Hello Achilles! What a beautiful day.
Yes, the perfect weather to philosophize a little bit in the sun.
Ah, what are you pondering about today? And what do you have in your hands there? Is this a house?
No, not quite. This is a piece of paper from which I folded a model of a house.
I didn't know that you are an origami artist. This looks really professional.
Folding it wasn't easy. The whole time while crafting, I kept asking myself: What is a model?
Well, what you hold in your hand is a model.
Yes, but in general? What is a 'model' in general?
Well I would say a model is a scaled-down version of something big.
Yes, that's correct, but not sufficient. A model is usually not only smaller in size than the original, but also simpler and less complex than the original. It is a limited representation of reality.
Ok, I can understand.
What do oyu think would a model of the universe look like?
Oh my good. Where are you getting these questions from? I have absolutely no idea.
The universe is made up of many many atoms. And they interact with each other according to the laws of physics. Let's say we'd have a hughe, super powerful computer that could simulate all these rules. Would we then have a model of the universe?
Wow, that would be a pretty big computer!
Yes, and in particular, it would be bigger than the universe, ie. it would have to consist of more parts than the universe itself.
Which, to say the least, is a little problem.
Of course, you could never build this computer. But for a moment let's assume it would be possible.
Hey, I see where you are getting to: Couldn't this computer then predict the future if you'd just let it run a bit faster?

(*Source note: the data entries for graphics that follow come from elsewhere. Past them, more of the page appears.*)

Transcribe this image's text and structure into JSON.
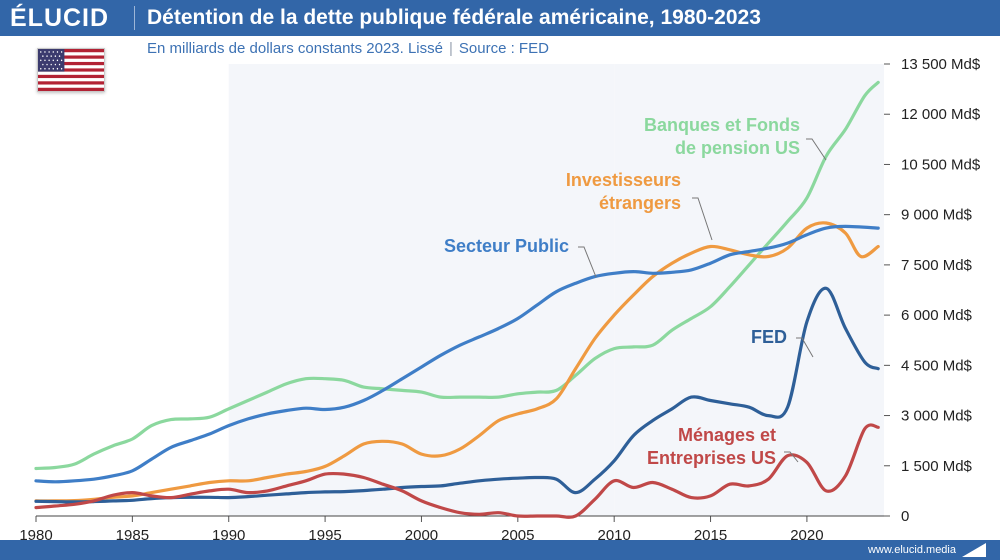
{
  "header": {
    "logo": "ÉLUCID",
    "title": "Détention de la dette publique fédérale américaine, 1980-2023",
    "subtitle": "En milliards de dollars constants 2023. Lissé",
    "source": "Source : FED"
  },
  "footer": {
    "url": "www.elucid.media"
  },
  "flag": {
    "icon": "us-flag-icon"
  },
  "chart_data": {
    "type": "line",
    "title": "Détention de la dette publique fédérale américaine, 1980-2023",
    "xlim": [
      1980,
      2024
    ],
    "ylim": [
      0,
      13500
    ],
    "x_ticks": [
      1980,
      1985,
      1990,
      1995,
      2000,
      2005,
      2010,
      2015,
      2020
    ],
    "y_ticks": [
      {
        "v": 0,
        "label": "0"
      },
      {
        "v": 1500,
        "label": "1 500 Md$"
      },
      {
        "v": 3000,
        "label": "3 000 Md$"
      },
      {
        "v": 4500,
        "label": "4 500 Md$"
      },
      {
        "v": 6000,
        "label": "6 000 Md$"
      },
      {
        "v": 7500,
        "label": "7 500 Md$"
      },
      {
        "v": 9000,
        "label": "9 000 Md$"
      },
      {
        "v": 10500,
        "label": "10 500 Md$"
      },
      {
        "v": 12000,
        "label": "12 000 Md$"
      },
      {
        "v": 13500,
        "label": "13 500 Md$"
      }
    ],
    "series": [
      {
        "name": "Banques et Fonds de pension US",
        "label_lines": [
          "Banques et Fonds",
          "de pension US"
        ],
        "color": "#8bd89e",
        "points": [
          [
            1980,
            1420
          ],
          [
            1981,
            1450
          ],
          [
            1982,
            1550
          ],
          [
            1983,
            1850
          ],
          [
            1984,
            2100
          ],
          [
            1985,
            2300
          ],
          [
            1986,
            2700
          ],
          [
            1987,
            2880
          ],
          [
            1988,
            2900
          ],
          [
            1989,
            2950
          ],
          [
            1990,
            3200
          ],
          [
            1991,
            3450
          ],
          [
            1992,
            3700
          ],
          [
            1993,
            3950
          ],
          [
            1994,
            4100
          ],
          [
            1995,
            4100
          ],
          [
            1996,
            4050
          ],
          [
            1997,
            3850
          ],
          [
            1998,
            3800
          ],
          [
            1999,
            3750
          ],
          [
            2000,
            3700
          ],
          [
            2001,
            3550
          ],
          [
            2002,
            3550
          ],
          [
            2003,
            3550
          ],
          [
            2004,
            3550
          ],
          [
            2005,
            3650
          ],
          [
            2006,
            3700
          ],
          [
            2007,
            3750
          ],
          [
            2008,
            4200
          ],
          [
            2009,
            4700
          ],
          [
            2010,
            5000
          ],
          [
            2011,
            5050
          ],
          [
            2012,
            5100
          ],
          [
            2013,
            5550
          ],
          [
            2014,
            5900
          ],
          [
            2015,
            6250
          ],
          [
            2016,
            6850
          ],
          [
            2017,
            7500
          ],
          [
            2018,
            8150
          ],
          [
            2019,
            8800
          ],
          [
            2020,
            9500
          ],
          [
            2021,
            10750
          ],
          [
            2022,
            11550
          ],
          [
            2023,
            12550
          ],
          [
            2023.7,
            12950
          ]
        ]
      },
      {
        "name": "Investisseurs étrangers",
        "label_lines": [
          "Investisseurs",
          "étrangers"
        ],
        "color": "#ef9a41",
        "points": [
          [
            1980,
            450
          ],
          [
            1981,
            450
          ],
          [
            1982,
            460
          ],
          [
            1983,
            500
          ],
          [
            1984,
            560
          ],
          [
            1985,
            600
          ],
          [
            1986,
            700
          ],
          [
            1987,
            800
          ],
          [
            1988,
            900
          ],
          [
            1989,
            1000
          ],
          [
            1990,
            1050
          ],
          [
            1991,
            1050
          ],
          [
            1992,
            1150
          ],
          [
            1993,
            1250
          ],
          [
            1994,
            1330
          ],
          [
            1995,
            1480
          ],
          [
            1996,
            1800
          ],
          [
            1997,
            2150
          ],
          [
            1998,
            2230
          ],
          [
            1999,
            2150
          ],
          [
            2000,
            1850
          ],
          [
            2001,
            1800
          ],
          [
            2002,
            2000
          ],
          [
            2003,
            2400
          ],
          [
            2004,
            2850
          ],
          [
            2005,
            3050
          ],
          [
            2006,
            3200
          ],
          [
            2007,
            3500
          ],
          [
            2008,
            4400
          ],
          [
            2009,
            5300
          ],
          [
            2010,
            6000
          ],
          [
            2011,
            6600
          ],
          [
            2012,
            7150
          ],
          [
            2013,
            7550
          ],
          [
            2014,
            7850
          ],
          [
            2015,
            8050
          ],
          [
            2016,
            7950
          ],
          [
            2017,
            7800
          ],
          [
            2018,
            7750
          ],
          [
            2019,
            8000
          ],
          [
            2020,
            8600
          ],
          [
            2021,
            8750
          ],
          [
            2022,
            8450
          ],
          [
            2022.8,
            7750
          ],
          [
            2023.7,
            8050
          ]
        ]
      },
      {
        "name": "Secteur Public",
        "label_lines": [
          "Secteur Public"
        ],
        "color": "#3f7ec7",
        "points": [
          [
            1980,
            1050
          ],
          [
            1981,
            1020
          ],
          [
            1982,
            1050
          ],
          [
            1983,
            1100
          ],
          [
            1984,
            1200
          ],
          [
            1985,
            1350
          ],
          [
            1986,
            1700
          ],
          [
            1987,
            2050
          ],
          [
            1988,
            2250
          ],
          [
            1989,
            2450
          ],
          [
            1990,
            2700
          ],
          [
            1991,
            2900
          ],
          [
            1992,
            3050
          ],
          [
            1993,
            3150
          ],
          [
            1994,
            3220
          ],
          [
            1995,
            3180
          ],
          [
            1996,
            3250
          ],
          [
            1997,
            3450
          ],
          [
            1998,
            3750
          ],
          [
            1999,
            4100
          ],
          [
            2000,
            4450
          ],
          [
            2001,
            4800
          ],
          [
            2002,
            5100
          ],
          [
            2003,
            5350
          ],
          [
            2004,
            5600
          ],
          [
            2005,
            5900
          ],
          [
            2006,
            6300
          ],
          [
            2007,
            6700
          ],
          [
            2008,
            6950
          ],
          [
            2009,
            7150
          ],
          [
            2010,
            7250
          ],
          [
            2011,
            7300
          ],
          [
            2012,
            7250
          ],
          [
            2013,
            7280
          ],
          [
            2014,
            7350
          ],
          [
            2015,
            7550
          ],
          [
            2016,
            7800
          ],
          [
            2017,
            7900
          ],
          [
            2018,
            8000
          ],
          [
            2019,
            8150
          ],
          [
            2020,
            8400
          ],
          [
            2021,
            8600
          ],
          [
            2022,
            8650
          ],
          [
            2023.7,
            8600
          ]
        ]
      },
      {
        "name": "FED",
        "label_lines": [
          "FED"
        ],
        "color": "#2e5f98",
        "points": [
          [
            1980,
            440
          ],
          [
            1981,
            430
          ],
          [
            1982,
            420
          ],
          [
            1983,
            430
          ],
          [
            1984,
            450
          ],
          [
            1985,
            470
          ],
          [
            1986,
            520
          ],
          [
            1987,
            550
          ],
          [
            1988,
            560
          ],
          [
            1989,
            560
          ],
          [
            1990,
            550
          ],
          [
            1991,
            580
          ],
          [
            1992,
            620
          ],
          [
            1993,
            660
          ],
          [
            1994,
            700
          ],
          [
            1995,
            720
          ],
          [
            1996,
            730
          ],
          [
            1997,
            760
          ],
          [
            1998,
            800
          ],
          [
            1999,
            850
          ],
          [
            2000,
            880
          ],
          [
            2001,
            900
          ],
          [
            2002,
            980
          ],
          [
            2003,
            1050
          ],
          [
            2004,
            1100
          ],
          [
            2005,
            1130
          ],
          [
            2006,
            1150
          ],
          [
            2007,
            1100
          ],
          [
            2008,
            700
          ],
          [
            2009,
            1100
          ],
          [
            2010,
            1650
          ],
          [
            2011,
            2400
          ],
          [
            2012,
            2850
          ],
          [
            2013,
            3200
          ],
          [
            2014,
            3550
          ],
          [
            2015,
            3450
          ],
          [
            2016,
            3350
          ],
          [
            2017,
            3250
          ],
          [
            2018,
            3000
          ],
          [
            2019,
            3250
          ],
          [
            2020,
            5800
          ],
          [
            2021,
            6800
          ],
          [
            2022,
            5600
          ],
          [
            2023,
            4600
          ],
          [
            2023.7,
            4400
          ]
        ]
      },
      {
        "name": "Ménages et Entreprises US",
        "label_lines": [
          "Ménages et",
          "Entreprises US"
        ],
        "color": "#c04848",
        "points": [
          [
            1980,
            250
          ],
          [
            1981,
            300
          ],
          [
            1982,
            350
          ],
          [
            1983,
            450
          ],
          [
            1984,
            620
          ],
          [
            1985,
            700
          ],
          [
            1986,
            600
          ],
          [
            1987,
            550
          ],
          [
            1988,
            650
          ],
          [
            1989,
            750
          ],
          [
            1990,
            800
          ],
          [
            1991,
            700
          ],
          [
            1992,
            750
          ],
          [
            1993,
            900
          ],
          [
            1994,
            1050
          ],
          [
            1995,
            1250
          ],
          [
            1996,
            1250
          ],
          [
            1997,
            1150
          ],
          [
            1998,
            950
          ],
          [
            1999,
            750
          ],
          [
            2000,
            450
          ],
          [
            2001,
            250
          ],
          [
            2002,
            100
          ],
          [
            2003,
            50
          ],
          [
            2004,
            100
          ],
          [
            2005,
            0
          ],
          [
            2006,
            0
          ],
          [
            2007,
            0
          ],
          [
            2008,
            0
          ],
          [
            2009,
            500
          ],
          [
            2010,
            1050
          ],
          [
            2011,
            850
          ],
          [
            2012,
            1000
          ],
          [
            2013,
            800
          ],
          [
            2014,
            550
          ],
          [
            2015,
            600
          ],
          [
            2016,
            950
          ],
          [
            2017,
            900
          ],
          [
            2018,
            1100
          ],
          [
            2019,
            1800
          ],
          [
            2020,
            1600
          ],
          [
            2021,
            750
          ],
          [
            2022,
            1200
          ],
          [
            2023,
            2600
          ],
          [
            2023.7,
            2650
          ]
        ]
      }
    ]
  }
}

Exactly that's the point: If one knew the state of every atom in the universe. And all physical rules how atoms interact. Could one then predict the future?

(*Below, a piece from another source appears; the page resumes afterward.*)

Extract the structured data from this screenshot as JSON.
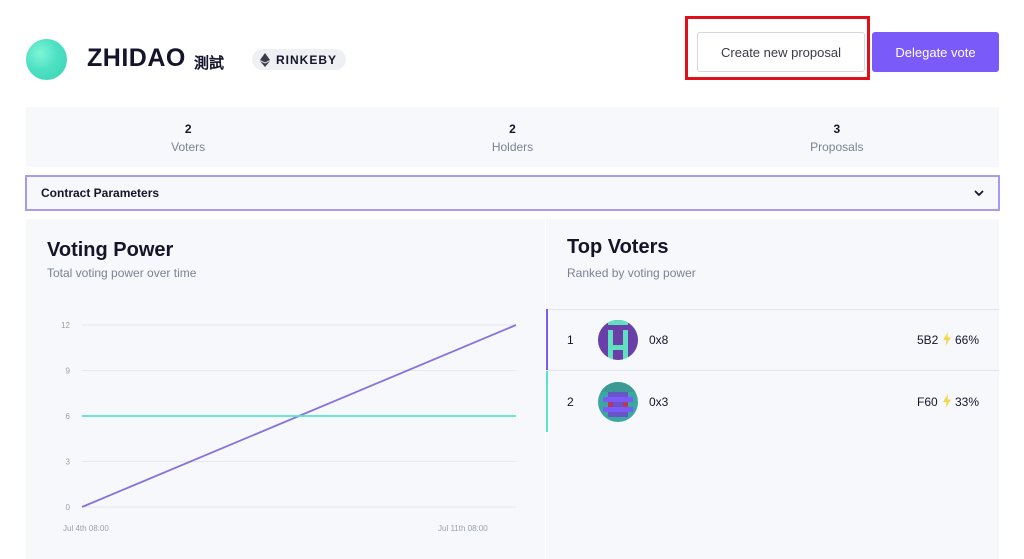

I know something! I read something about the state of an atom and measurement and stuff. I can't remember exactly.
That's right. One can not accurately measure the exact state of an atom (with its atomic nucleus and all its electrons, etc.) without changing the state itself. Because when you measure, you have to somehow interact with the atom. This changes the state of the atom. So you can never know the state of all the atoms in the Universe, without changing the future. According to the chaos theory, even the slightes change in one tiny little atom may have a huge "chaotic" effect at large scale.
This is so stupid. I was so looking forward to being able to predict the lottery.
Speaking of lottery, that brings me to yet another question: What is coincidence?
Well that's something I know for sure: Coincidence is the fact that I always loose any bet.
No, that is your subjective perception of (missing) luck in a random experiment. I mean general coincidence again, not your personal view of it.
Well that's when I do not know why something happens.
Yes, exactly. Now back to our supercomputer. If I knew the state of all the atoms in the universe, then I could exactly explain why something happened.
Not quite: I could say why an atom flies in one direction or another and how fast. But I could not explain why a person marries someone else.
Very well recognized, my dear turtle. You have just described exactly the difference between the micro and macro state of a system. Even if I know the micro-state of all the smallest elements of a system, it is still quite a complex step to deduct the macro state of that system. To do that, we have to understand the system, which in turn allows for interpretation.
Well, again no luck with the lottery win.
Yes, the future will most probably always and forever be unforeseeable. Luckily!